RPM Filter Parameter Table
| Parameter | Starting Value | Effect of Increasing | Effect of Decreasing |
|---|---|---|---|
| Dynamic Notch Width % | 0 | Broader notch—covers more noise but removes more signal | Narrower notch—precise but may miss noise spread |
| Dynamic Notch Q | 200 | Wider (lower Q) notch—more attenuation, less precise | Narrower (higher Q) notch—precise frequency targeting |
| Dynamic Notch Min Hz | 90 | Higher minimum leaves low-RPM noise unfiltered | Below idle—wastes processing on frequencies the motor never hits |
| Dynamic Notch Max Hz | 600 | Covers higher RPM motors (high KV, 6S) | May miss top-end noise on high-RPM builds |
| RPM Filter Harmonics | 3 | Filters more harmonics but uses more CPU | Fewer harmonics—may leave higher-order noise unfiltered |
| RPM Filter Min Hz | 100 | Higher minimum—quiet motors at idle may pass low-RPM noise | Below idle wastes filtering capacity |
| Gyro LPF1 Cutoff (Dynamic) | 250 | More high-frequency signal passed—sharper response, hotter motors | More filtering—cleaner gyro, more delay |
Common Mistakes & How to Avoid Them
Mistake 1: Enabling bidirectional DShot without updating ESC firmware. Betaflight will show bidirectional DShot enabled, but if your ESCs are running BLHeli_S 16.7 from 2019, you’ll get 100% RPM error rates because the ESC doesn’t send telemetry packets. Fix: Flash Bluejay 0.19+ or BLHeli_32 32.8+ before enabling the toggle.

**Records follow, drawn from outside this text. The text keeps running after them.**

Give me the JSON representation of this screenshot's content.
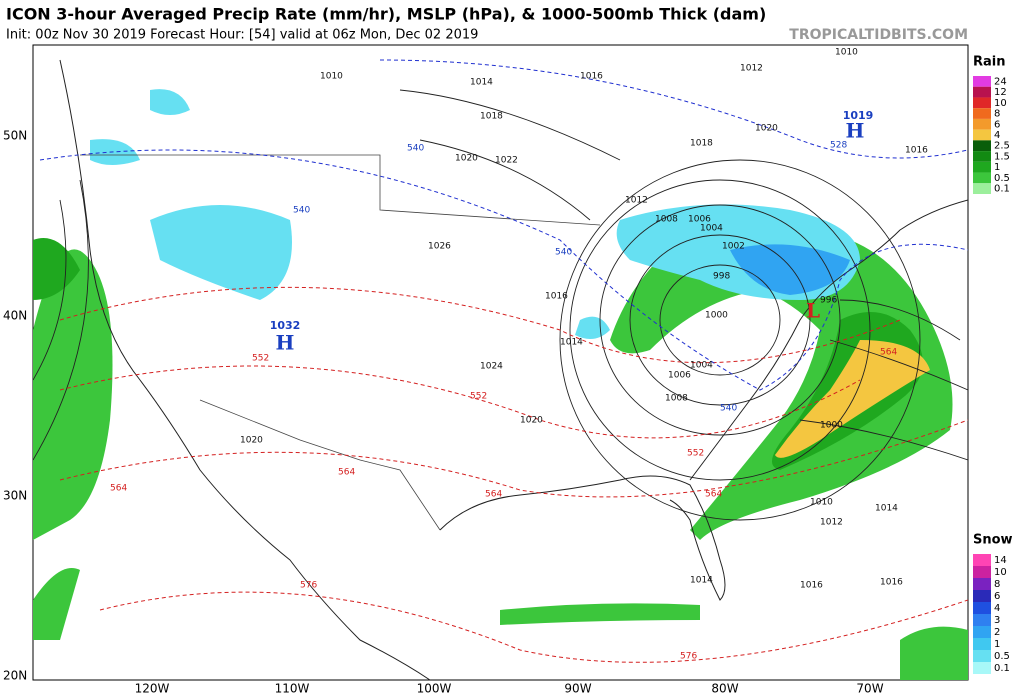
{
  "header": {
    "title": "ICON 3-hour Averaged Precip Rate (mm/hr), MSLP (hPa), & 1000-500mb Thick (dam)",
    "subtitle": "Init: 00z Nov 30 2019   Forecast Hour: [54]   valid at 06z Mon, Dec 02 2019",
    "site": "TROPICALTIDBITS.COM"
  },
  "map": {
    "lat_labels": [
      "50N",
      "40N",
      "30N",
      "20N"
    ],
    "lon_labels": [
      "120W",
      "110W",
      "100W",
      "90W",
      "80W",
      "70W"
    ],
    "pressure_centers": [
      {
        "letter": "H",
        "value": "1019"
      },
      {
        "letter": "H",
        "value": "1032"
      },
      {
        "letter": "L"
      }
    ],
    "isobar_labels": [
      "1010",
      "1014",
      "1016",
      "1018",
      "1012",
      "1010",
      "1020",
      "1022",
      "1026",
      "1024",
      "1020",
      "1016",
      "1014",
      "1012",
      "1008",
      "1006",
      "1004",
      "1002",
      "1000",
      "998",
      "996",
      "1000",
      "1004",
      "1006",
      "1008",
      "1010",
      "1012",
      "1014",
      "1016",
      "1018",
      "1020",
      "1022",
      "1020",
      "1016",
      "1014",
      "1016"
    ],
    "thickness_labels": [
      "540",
      "540",
      "540",
      "528",
      "552",
      "552",
      "552",
      "564",
      "564",
      "564",
      "564",
      "576",
      "576",
      "540",
      "564"
    ]
  },
  "legends": [
    {
      "title": "Rain",
      "items": [
        {
          "label": "24",
          "color": "#e23be2"
        },
        {
          "label": "12",
          "color": "#b8124e"
        },
        {
          "label": "10",
          "color": "#e02828"
        },
        {
          "label": "8",
          "color": "#f06a1e"
        },
        {
          "label": "6",
          "color": "#f39a2c"
        },
        {
          "label": "4",
          "color": "#f4c640"
        },
        {
          "label": "2.5",
          "color": "#0a5e0a"
        },
        {
          "label": "1.5",
          "color": "#128a12"
        },
        {
          "label": "1",
          "color": "#1fa81f"
        },
        {
          "label": "0.5",
          "color": "#3cc63c"
        },
        {
          "label": "0.1",
          "color": "#9cef9c"
        }
      ]
    },
    {
      "title": "Snow",
      "items": [
        {
          "label": "14",
          "color": "#ff44b4"
        },
        {
          "label": "10",
          "color": "#cc22a0"
        },
        {
          "label": "8",
          "color": "#7a22c0"
        },
        {
          "label": "6",
          "color": "#2a2ab8"
        },
        {
          "label": "4",
          "color": "#1f50e0"
        },
        {
          "label": "3",
          "color": "#2f80f0"
        },
        {
          "label": "2",
          "color": "#30a4f2"
        },
        {
          "label": "1",
          "color": "#40c8f0"
        },
        {
          "label": "0.5",
          "color": "#66e0f2"
        },
        {
          "label": "0.1",
          "color": "#a8f8f8"
        }
      ]
    }
  ]
}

Mistake 2: Running RPM filters on an F4 with DShot600 and 8kHz PID loop. An F4 processor at 8kHz with bidirectional DShot, RPM filters, GPS, and OSD will exceed 50% CPU and trigger the CPU overload warning. Fix: Drop to DShot300 and 4kHz PID loop on F4 targets, or switch to an F7/H7 flight controller. The uavmodel F722 flight controller handles 8kHz PID with full RPM filtering at under 25% CPU load without breaking a sweat.

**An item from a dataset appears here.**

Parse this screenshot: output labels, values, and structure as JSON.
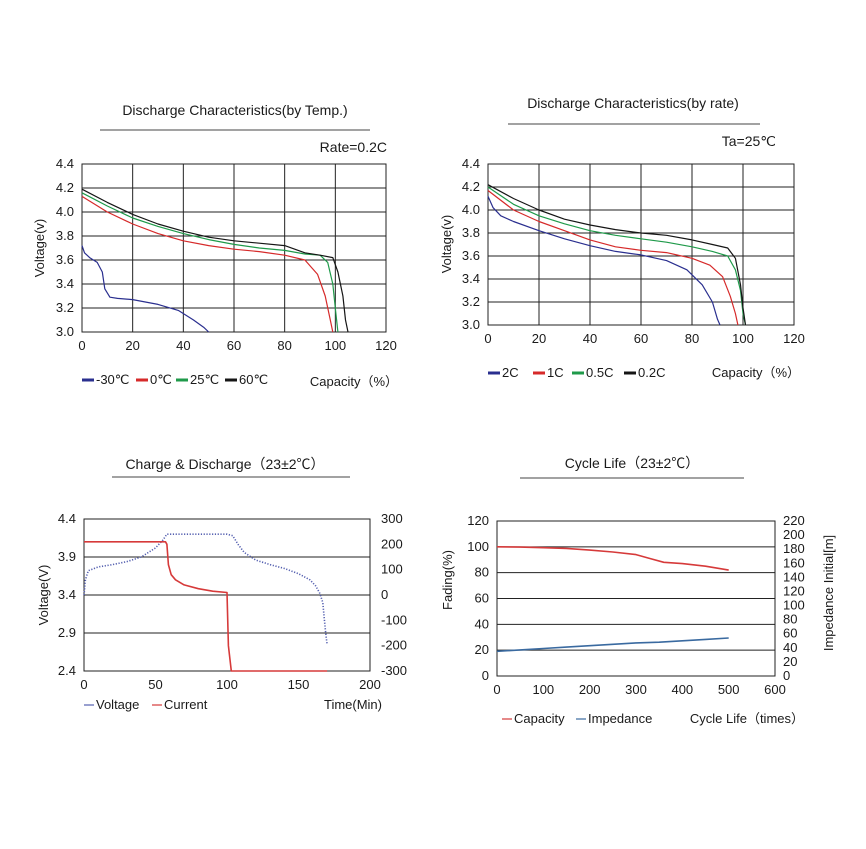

Mistake 3: Setting RPM Filter Min Hz too high. If your RPM Filter Min Hz is set to 150Hz and your motors idle at 120Hz, the idle noise passes through completely unfiltered. This shows up as a low-frequency oscillation in hover. Fix: Set RPM Filter Min Hz to 100 or lower. Use the Motors tab to check your idle RPM at your configured idle throttle percentage.
Mistake 4: Not relaxing static filters after enabling RPM filtering. The whole point of RPM filtering is that it’s frequency-specific—it removes motor noise without the phase delay penalty of broad low-pass filters. If you leave your gyro LPF1 at 150Hz with RPM filtering active, you’ve gained nothing. Fix: After confirming RPM data is clean in the Motors tab, raise gyro LPF1 cutoff to at least 250Hz and test progressively higher.
Mistake 5: Assuming RPM filtering eliminates the need for a capacitor. RPM filtering operates in firmware on the gyro data. Electrical noise on the power rail from ESC switching still couples into your video system, VTX, and receiver. Fix: Always install a low-ESR capacitor at the battery pads. RPM filtering and hardware filtering solve different problems in different domains. Our capacitor installation guide covers the hardware side of noise reduction.
⚠️ Regulatory Notice: The firmware modifications described in this article are performed at your own risk. Always verify that your drone’s configuration complies with the latest 2026 drone regulations in your country regarding remote ID broadcasting, altitude limits, and equipment certification. Regulations vary between the FAA (US), EASA (EU), CAA (UK), CAAC (China), and other authorities.
If you’re chasing the cleanest possible gyro signal, RPM filtering pairs perfectly with proper ESC protocol configuration. DShot at the right speed, combined with bidirectional telemetry and RPM filtering, produces a gyro trace clean enough to run P and D gains 20-30% higher than unfiltered setups.